数分後、悪魔の身体が動き、苦しげに目を開ける。最初に目に映ったのは、炎を弄ぶカイルの冷たい瞳だった。
「おお…目が覚めたか?」穏やかに言う声は、むしろ恐怖を誘った。
悪魔は青ざめ、必死に後ずさる。
「ゆ、許してくれぇ!!」
カイルは冷たい微笑を浮かべ、立ち上がった。
「安心しろよ…殺しはしないさ。」
悪魔は安堵しかけたが、次の言葉で凍りつく。
「ただし、一つ条件がある。」口角が上がる。「俺の従者になれ!」
悪魔は目を剥き、叫んだ。
「な、何だと!? 人間が俺を従者にだと!?」
「そうだ。」カイルは短く答え、瞳を輝かせる。
「バカな…俺は悪魔だぞ!人間に仕えるなど…!」
「関係ないね。」カイルは肩をすくめると、にやりと笑う。「それより…お前、小さくて可愛い動物に変身できるか?」
悪魔は呆然としながら、小声で答えた。
「…できるが…」
「よし!じゃあ今日からお前は俺のペットだ!」
悪魔は項垂れ、心で嘆いた。
「…こいつには何を言っても無駄だ…」
黒い光に包まれると、巨体は縮み、可愛らしい黒い毛並みの小動物へと姿を変えた。赤い瞳が宝石のように輝く。

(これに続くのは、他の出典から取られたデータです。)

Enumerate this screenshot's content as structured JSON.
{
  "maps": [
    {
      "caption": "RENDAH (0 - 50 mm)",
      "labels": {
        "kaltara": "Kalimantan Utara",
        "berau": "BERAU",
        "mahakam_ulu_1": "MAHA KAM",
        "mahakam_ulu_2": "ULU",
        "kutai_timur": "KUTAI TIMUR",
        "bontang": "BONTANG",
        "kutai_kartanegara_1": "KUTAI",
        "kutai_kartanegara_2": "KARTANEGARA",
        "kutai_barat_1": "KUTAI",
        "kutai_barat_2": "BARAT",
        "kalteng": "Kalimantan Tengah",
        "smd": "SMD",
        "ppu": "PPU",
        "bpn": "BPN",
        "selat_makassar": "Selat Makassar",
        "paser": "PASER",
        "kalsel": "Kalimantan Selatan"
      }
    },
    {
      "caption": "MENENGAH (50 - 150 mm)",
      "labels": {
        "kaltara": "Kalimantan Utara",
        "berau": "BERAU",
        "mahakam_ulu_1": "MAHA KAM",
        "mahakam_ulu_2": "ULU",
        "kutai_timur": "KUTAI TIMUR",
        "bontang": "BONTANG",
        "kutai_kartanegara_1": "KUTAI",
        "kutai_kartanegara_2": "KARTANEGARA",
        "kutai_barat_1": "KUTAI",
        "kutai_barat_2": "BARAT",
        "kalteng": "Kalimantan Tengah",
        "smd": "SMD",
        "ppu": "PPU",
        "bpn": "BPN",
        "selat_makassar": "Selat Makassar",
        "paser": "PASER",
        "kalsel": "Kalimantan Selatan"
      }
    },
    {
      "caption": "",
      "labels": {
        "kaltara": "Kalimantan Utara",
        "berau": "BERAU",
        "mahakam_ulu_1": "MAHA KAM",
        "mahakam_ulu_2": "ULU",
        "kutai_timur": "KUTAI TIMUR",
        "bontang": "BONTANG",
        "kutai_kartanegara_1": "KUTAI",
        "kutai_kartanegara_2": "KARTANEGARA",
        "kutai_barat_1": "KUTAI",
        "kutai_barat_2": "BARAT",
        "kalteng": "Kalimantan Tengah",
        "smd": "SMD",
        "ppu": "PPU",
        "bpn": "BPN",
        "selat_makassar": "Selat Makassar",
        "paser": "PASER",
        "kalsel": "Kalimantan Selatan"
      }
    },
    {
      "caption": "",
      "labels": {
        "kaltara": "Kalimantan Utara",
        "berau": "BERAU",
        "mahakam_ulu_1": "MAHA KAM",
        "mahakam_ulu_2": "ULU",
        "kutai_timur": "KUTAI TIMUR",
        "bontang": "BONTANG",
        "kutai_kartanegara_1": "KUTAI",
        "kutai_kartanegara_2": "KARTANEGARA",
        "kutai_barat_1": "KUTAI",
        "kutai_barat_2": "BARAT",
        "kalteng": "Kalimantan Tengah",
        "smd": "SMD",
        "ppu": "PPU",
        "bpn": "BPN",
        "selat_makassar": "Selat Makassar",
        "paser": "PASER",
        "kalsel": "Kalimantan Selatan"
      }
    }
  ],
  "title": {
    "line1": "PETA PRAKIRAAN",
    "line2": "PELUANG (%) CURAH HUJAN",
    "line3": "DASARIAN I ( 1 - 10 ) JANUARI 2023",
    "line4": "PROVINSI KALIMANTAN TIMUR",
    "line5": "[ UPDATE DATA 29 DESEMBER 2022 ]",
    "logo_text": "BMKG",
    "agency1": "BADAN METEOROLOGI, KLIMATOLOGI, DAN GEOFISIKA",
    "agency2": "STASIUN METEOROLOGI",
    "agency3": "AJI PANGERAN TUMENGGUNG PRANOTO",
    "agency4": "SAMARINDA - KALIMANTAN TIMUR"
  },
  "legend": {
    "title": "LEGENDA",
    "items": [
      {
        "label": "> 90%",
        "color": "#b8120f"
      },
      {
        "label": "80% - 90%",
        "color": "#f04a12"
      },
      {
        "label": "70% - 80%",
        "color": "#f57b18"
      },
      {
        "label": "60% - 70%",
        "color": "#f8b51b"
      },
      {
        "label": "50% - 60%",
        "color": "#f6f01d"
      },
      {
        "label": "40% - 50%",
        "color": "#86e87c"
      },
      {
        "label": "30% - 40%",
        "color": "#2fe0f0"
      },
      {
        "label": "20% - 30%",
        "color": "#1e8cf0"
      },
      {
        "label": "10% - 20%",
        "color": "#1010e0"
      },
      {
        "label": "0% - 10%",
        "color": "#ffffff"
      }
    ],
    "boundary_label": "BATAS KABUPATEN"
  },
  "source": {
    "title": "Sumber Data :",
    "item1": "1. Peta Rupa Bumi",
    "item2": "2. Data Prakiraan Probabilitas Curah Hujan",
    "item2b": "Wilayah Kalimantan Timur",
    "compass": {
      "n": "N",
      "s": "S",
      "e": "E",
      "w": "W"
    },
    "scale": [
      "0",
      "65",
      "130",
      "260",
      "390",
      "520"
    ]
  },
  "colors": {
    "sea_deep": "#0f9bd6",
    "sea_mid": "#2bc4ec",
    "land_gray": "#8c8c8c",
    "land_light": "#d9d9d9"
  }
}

「うわぁぁぁ!可愛いっ!!」カイルは歓声を上げ、しゃがみ込んで覗き込む。
悪魔は溜息をつき、ぼやいた。
「くっ…闇の支配者が、こんな姿に…」
カイルは頭を撫でながら満足げに笑う。
「よし!新しい名前をつけてやる!」
悪魔は絶望的な顔で見上げた。
「名前まで奪う気か…」
カイルは顎に手を当てて考え込み、にっこり笑った。
「うん…かっこよくて可愛い名前…そうだ、『ネロ』だ!」
悪魔は目を見開いた。
「ネ、ネロ…?」
「そう!今日からお前はネロだ。俺のペットで従者!」カイルは誇らしげに指差した。
小さな悪魔――ネロはうなだれ、顔をしかめた。
「はぁ…このガキめ…」
その夜、戦いを終えた二人は城へ戻った。月が光を落とし、帰路を照らしていた。
肩に乗せられた小さなネロは、ぶつぶつ文句を漏らす。
「…信じられん…俺がガキの従者だなんて…」
カイルは笑いながら頭を撫でた。
「ははっ、運命だと思えよ。しかも可愛い姿になれて、得だろ?」
「可愛いだと!? 俺は大陸全土に恐れられる悪魔だぞ!」ネロの瞳が一瞬赤く光る。
カイルは楽しそうに笑った。
「そうそう、今は恐れられる“可愛い悪魔”さ。それが強みだろ、ネロ。」
ネロは腕を組み、ムスッと顔をそむける。